$$T(n) = 2T\left(\frac n4\right) + n$$ Use the substitution method to verify the upper bound found.
My recursion tree looks like this:
I got that the total Row sum is a geometric sequence and is equal to $n(1 + \dfrac12 + \dfrac14 + \dfrac18 + \cdots) = 2n$
Substitution method:
Am I doing this right? Is everything correct? Is $T(n) = \mathcal{O}(n\log n)$ ?
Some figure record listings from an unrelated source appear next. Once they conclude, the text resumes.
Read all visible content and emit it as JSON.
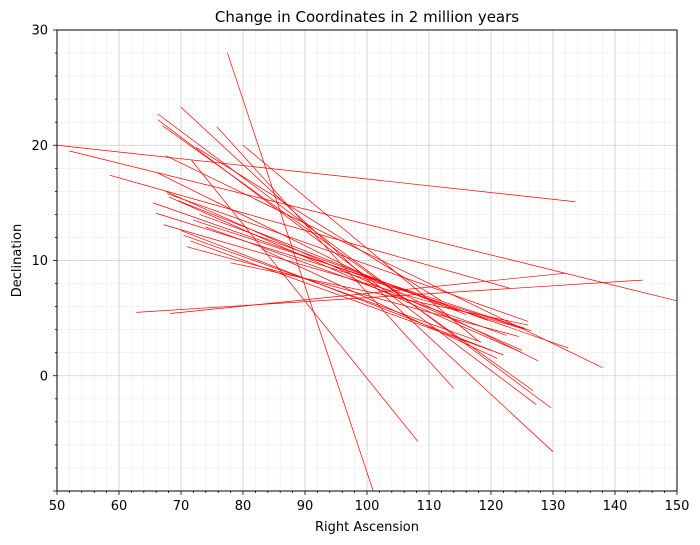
{
  "chart_data": {
    "type": "line",
    "title": "Change in Coordinates in 2 million years",
    "xlabel": "Right Ascension",
    "ylabel": "Declination",
    "xlim": [
      50,
      150
    ],
    "ylim": [
      -10,
      30
    ],
    "xticks": [
      50,
      60,
      70,
      80,
      90,
      100,
      110,
      120,
      130,
      140,
      150
    ],
    "yticks": [
      0,
      10,
      20,
      30
    ],
    "grid": true,
    "line_color": "#ff0000",
    "segments": [
      {
        "x": [
          77.5,
          101.0
        ],
        "y": [
          28.0,
          -10.0
        ]
      },
      {
        "x": [
          50.0,
          133.6
        ],
        "y": [
          20.0,
          15.1
        ]
      },
      {
        "x": [
          52.0,
          150.0
        ],
        "y": [
          19.5,
          6.5
        ]
      },
      {
        "x": [
          62.8,
          144.5
        ],
        "y": [
          5.5,
          8.3
        ]
      },
      {
        "x": [
          68.3,
          132.0
        ],
        "y": [
          5.4,
          8.9
        ]
      },
      {
        "x": [
          71.7,
          108.2
        ],
        "y": [
          18.7,
          -5.7
        ]
      },
      {
        "x": [
          70.0,
          130.0
        ],
        "y": [
          23.3,
          -6.6
        ]
      },
      {
        "x": [
          66.3,
          129.7
        ],
        "y": [
          22.7,
          -2.8
        ]
      },
      {
        "x": [
          66.3,
          127.3
        ],
        "y": [
          22.2,
          -2.5
        ]
      },
      {
        "x": [
          67.0,
          126.8
        ],
        "y": [
          21.7,
          -1.3
        ]
      },
      {
        "x": [
          75.8,
          114.0
        ],
        "y": [
          21.6,
          -1.1
        ]
      },
      {
        "x": [
          67.5,
          138.0
        ],
        "y": [
          19.1,
          0.7
        ]
      },
      {
        "x": [
          58.5,
          123.0
        ],
        "y": [
          17.4,
          7.6
        ]
      },
      {
        "x": [
          66.2,
          127.6
        ],
        "y": [
          17.6,
          1.3
        ]
      },
      {
        "x": [
          67.5,
          125.0
        ],
        "y": [
          16.0,
          2.2
        ]
      },
      {
        "x": [
          67.8,
          126.0
        ],
        "y": [
          15.8,
          4.7
        ]
      },
      {
        "x": [
          68.1,
          125.0
        ],
        "y": [
          15.5,
          2.0
        ]
      },
      {
        "x": [
          65.5,
          132.5
        ],
        "y": [
          15.0,
          2.4
        ]
      },
      {
        "x": [
          66.0,
          126.5
        ],
        "y": [
          14.1,
          3.9
        ]
      },
      {
        "x": [
          67.2,
          125.0
        ],
        "y": [
          13.1,
          4.1
        ]
      },
      {
        "x": [
          70.0,
          122.0
        ],
        "y": [
          12.6,
          1.8
        ]
      },
      {
        "x": [
          71.5,
          120.0
        ],
        "y": [
          11.7,
          2.2
        ]
      },
      {
        "x": [
          70.9,
          124.5
        ],
        "y": [
          11.2,
          3.4
        ]
      },
      {
        "x": [
          78.0,
          126.0
        ],
        "y": [
          9.8,
          4.4
        ]
      },
      {
        "x": [
          70.4,
          118.5
        ],
        "y": [
          12.2,
          2.9
        ]
      },
      {
        "x": [
          73.0,
          119.5
        ],
        "y": [
          14.0,
          4.8
        ]
      },
      {
        "x": [
          72.0,
          125.5
        ],
        "y": [
          13.5,
          4.1
        ]
      },
      {
        "x": [
          69.5,
          116.0
        ],
        "y": [
          15.2,
          5.3
        ]
      },
      {
        "x": [
          74.0,
          122.5
        ],
        "y": [
          12.9,
          3.5
        ]
      },
      {
        "x": [
          80.0,
          118.0
        ],
        "y": [
          20.0,
          3.0
        ]
      },
      {
        "x": [
          72.5,
          112.0
        ],
        "y": [
          19.8,
          6.5
        ]
      },
      {
        "x": [
          83.0,
          121.0
        ],
        "y": [
          11.0,
          1.5
        ]
      }
    ]
  }
}
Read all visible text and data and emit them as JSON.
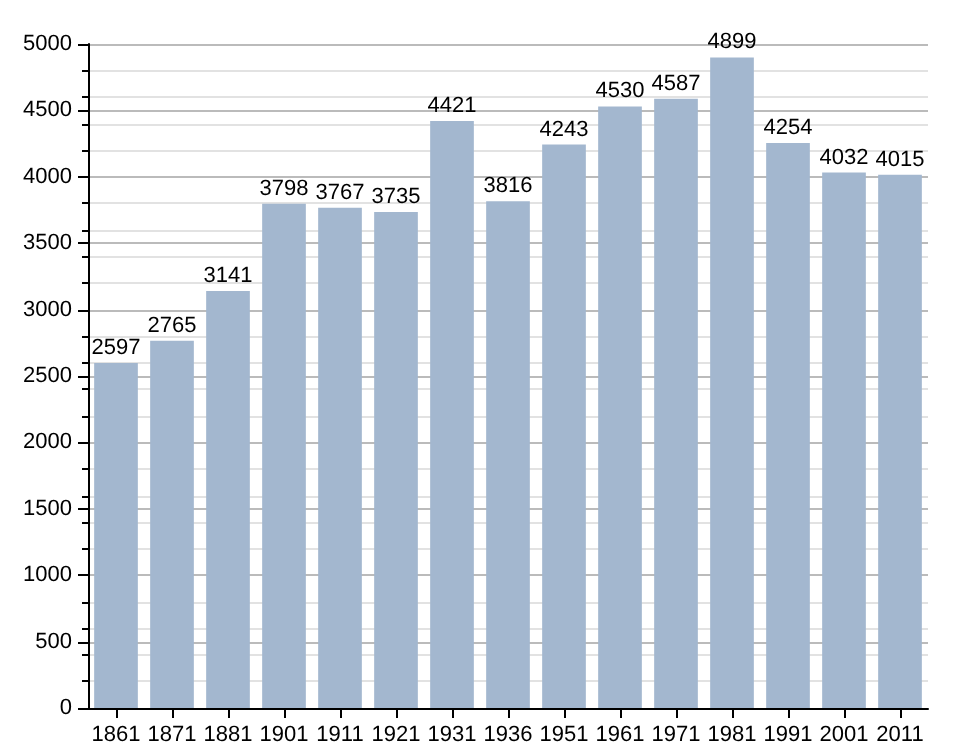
{
  "chart_data": {
    "type": "bar",
    "categories": [
      "1861",
      "1871",
      "1881",
      "1901",
      "1911",
      "1921",
      "1931",
      "1936",
      "1951",
      "1961",
      "1971",
      "1981",
      "1991",
      "2001",
      "2011"
    ],
    "values": [
      2597,
      2765,
      3141,
      3798,
      3767,
      3735,
      4421,
      3816,
      4243,
      4530,
      4587,
      4899,
      4254,
      4032,
      4015
    ],
    "color": "#a3b7cf",
    "ylim": [
      0,
      5000
    ],
    "yticks": [
      0,
      500,
      1000,
      1500,
      2000,
      2500,
      3000,
      3500,
      4000,
      4500,
      5000
    ],
    "grid": "y",
    "data_labels": true
  }
}
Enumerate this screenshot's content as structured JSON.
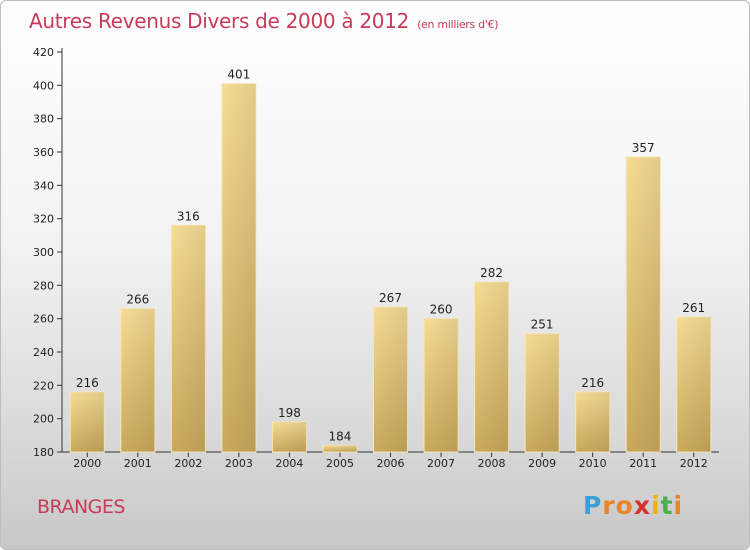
{
  "header": {
    "title": "Autres Revenus Divers de 2000 à 2012",
    "subtitle": "(en milliers d'€)"
  },
  "footer": {
    "place": "BRANGES",
    "logo_letters": [
      "P",
      "r",
      "o",
      "x",
      "i",
      "t",
      "i"
    ],
    "logo_colors": [
      "#3aa0d8",
      "#e8842a",
      "#e8842a",
      "#d9302c",
      "#f0b400",
      "#4cae4c",
      "#e8842a"
    ]
  },
  "chart_data": {
    "type": "bar",
    "title": "Autres Revenus Divers de 2000 à 2012",
    "subtitle": "(en milliers d'€)",
    "categories": [
      "2000",
      "2001",
      "2002",
      "2003",
      "2004",
      "2005",
      "2006",
      "2007",
      "2008",
      "2009",
      "2010",
      "2011",
      "2012"
    ],
    "values": [
      216,
      266,
      316,
      401,
      198,
      184,
      267,
      260,
      282,
      251,
      216,
      357,
      261
    ],
    "ylim": [
      180,
      420
    ],
    "yticks": [
      180,
      200,
      220,
      240,
      260,
      280,
      300,
      320,
      340,
      360,
      380,
      400,
      420
    ],
    "xlabel": "",
    "ylabel": "",
    "grid": false,
    "bar_color": "#e3c57a",
    "data_labels": true
  }
}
No. Why are you mixing the recursion tree method with the substitution method? $$T(n) = 2T\left(\frac n4\right) + n$$ This means that the height of the tree is $\log_4 n$ and the width of the tree is $2^{\log_4 n} =\sqrt{n}$. Assuming $T(1)$ takes constant time $k$, $$\begin{align}T(n) = k\cdot\sqrt{n} + \sum_{i = 0}^{\log_4{n}}\frac n{2^i} = k\cdot\sqrt{n} + n\cdot\sum_{i = 0}^{\log_4{n}}\frac 1{2^i} &= k\cdot\sqrt{n} + n\left(2 - \frac1{\sqrt{n}}\right)\\ &= k\cdot\sqrt{n} + 2n - \sqrt{n} \\ &= (k - 1)\sqrt{n} + 2n\end{align}$$ Since $n > \sqrt{n}$, $T(n)$ is $\Theta(n)$.
You can use the Master method (case III) for this, too.